Ha voluto nel cast Woody Harrelson. Sembra una tendenza comune – scritturare attori americani e anglosassoni – ad altri registi europei come Yorgos Lanthimos, Jacques Audiard, i nostri Paolo Sorrentino e Luca Gaudagnino...
«Non mi piace la globalizzazione, l’unica cosa che mi piace è che tutti possano vedere i miei film nel mondo... Scherzo. Quello che è cambiato per me, dopo il successo anche negli Usa di Forza maggiore e The Square, è avere allargato il parco di attori a cui posso rivolgermi. Contano che la produzione resti europea e che si riesca ad allargare l’audience. Pensi alla nostra migliore tradizione, per esempio Lina e Buñuel: sapevano essere profondi, divertenti, popolari. Il messaggio che voglio dare è che noi possiamo essere competitivi restando noi stessi».
Il film è in postproduzione, l’approdo naturale sarebbe il festival di Cannes 2021. Pensa che accadrà?

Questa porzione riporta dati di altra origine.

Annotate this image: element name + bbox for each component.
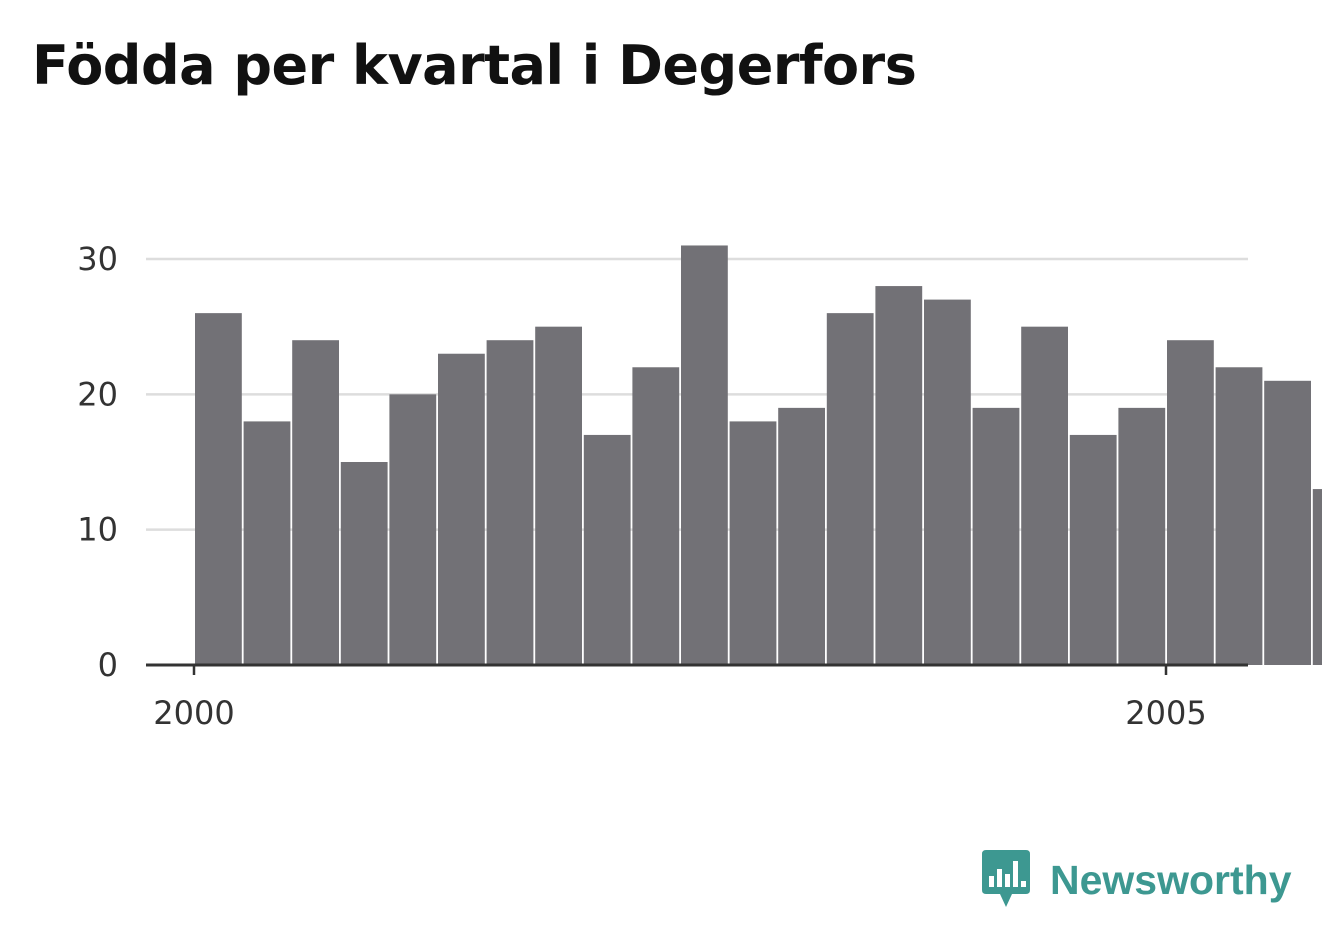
bar (1264, 380, 1311, 665)
bar (875, 286, 923, 665)
bar (826, 313, 874, 665)
chart-title: Födda per kvartal i Degerfors (32, 34, 917, 97)
bar (340, 462, 388, 665)
bar (1021, 326, 1068, 665)
bar (535, 326, 582, 665)
bar (924, 299, 971, 665)
bar (486, 340, 534, 665)
bar (729, 421, 777, 665)
newsworthy-logo-icon (982, 850, 1030, 907)
bar (243, 421, 291, 665)
x-axis: 200020052010201520202025 (146, 663, 1248, 732)
x-tick-label: 2005 (1125, 694, 1206, 732)
bar (195, 313, 242, 665)
bar (972, 407, 1020, 665)
x-tick-label: 2000 (153, 694, 234, 732)
bar (681, 245, 728, 665)
bar (1167, 340, 1214, 665)
y-tick-label: 0 (98, 646, 118, 684)
bar (583, 434, 631, 665)
bar (1215, 367, 1263, 665)
y-tick-label: 20 (77, 375, 118, 413)
bar (389, 394, 437, 665)
bar (1069, 434, 1117, 665)
bar (292, 340, 339, 665)
bar (632, 367, 680, 665)
bars (195, 245, 1322, 665)
y-tick-label: 10 (77, 511, 118, 549)
y-tick-label: 30 (77, 240, 118, 278)
y-axis: 0 10 20 30 (77, 240, 118, 684)
bar (438, 353, 485, 665)
brand-name: Newsworthy (1050, 856, 1292, 903)
bar (1312, 489, 1322, 665)
bar (1118, 407, 1166, 665)
bar (778, 407, 825, 665)
brand-logo: Newsworthy (982, 850, 1292, 910)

«Non so quando il circo dei festival ricomincerà a muoversi. Lo spero, certo, vorrei che fosse al centro di quelle discussioni sui film che sono il cuore delle grandi rassegne».
La pandemia ha cambiato anche il nostro modo di guardare i film.
«È un tema interessante. A casa ognuno guarda una cosa dal proprio device, manca lo scambio su cosa si è visto. Ma il bisogno di confronto, di discussione, non è scomparso. Ora mi sembra importante lavorare su questo, soprattutto come cineasti europei. Dobbiamo ricostruire il pubblico del cinema, a partire dai giovani, glielo dobbiamo, coinvolgendo scuole e università. Per esempio da noi qualunque autore abbia ottenuto finanziamenti dallo Sweden Film Institute si deve impegnare a portare in giro la sua opera. Una piccola grande cosa, che costa poco, secondo me più redditizia di tante campagne pubblicitarie. E potrebbe essere un esempio in tutta Europa».
È vero che lei rifiuta di uccidere i suoi personaggi?
«Fino a oggi sì. Sfortunatamente questa volta faccio un’eccezione. Ci è andata di mezzo una dolcissima vecchia coppia inglese, mi spiace. Sono tra gli 80 e i 90 anni, educatissimi anche con l’equipaggio, molto rispettosi, gentili, amati da tutti. A un certo punto Yaya chiede cosa fanno. Rispondono: “I nostri prodotti sono molto apprezzati, usati per portare democrazia in molte parti del mondo, le più vendute bombe a mano”. Alla fine, sopravvissuti al naufragio, vengono uccisi da una loro bomba, lanciata da una barchetta di pirati. Clementina si chiede: “Winston, ma non è una delle nostre?”».
Crudele. E cos’è il «triangolo della tristezza» del titolo?
«Quella ruga che ti viene tra le sopracciglia se hai molte preoccupazioni. Ma non bisogna preoccuparsi, si corregge con il botox, bastano pochi minuti».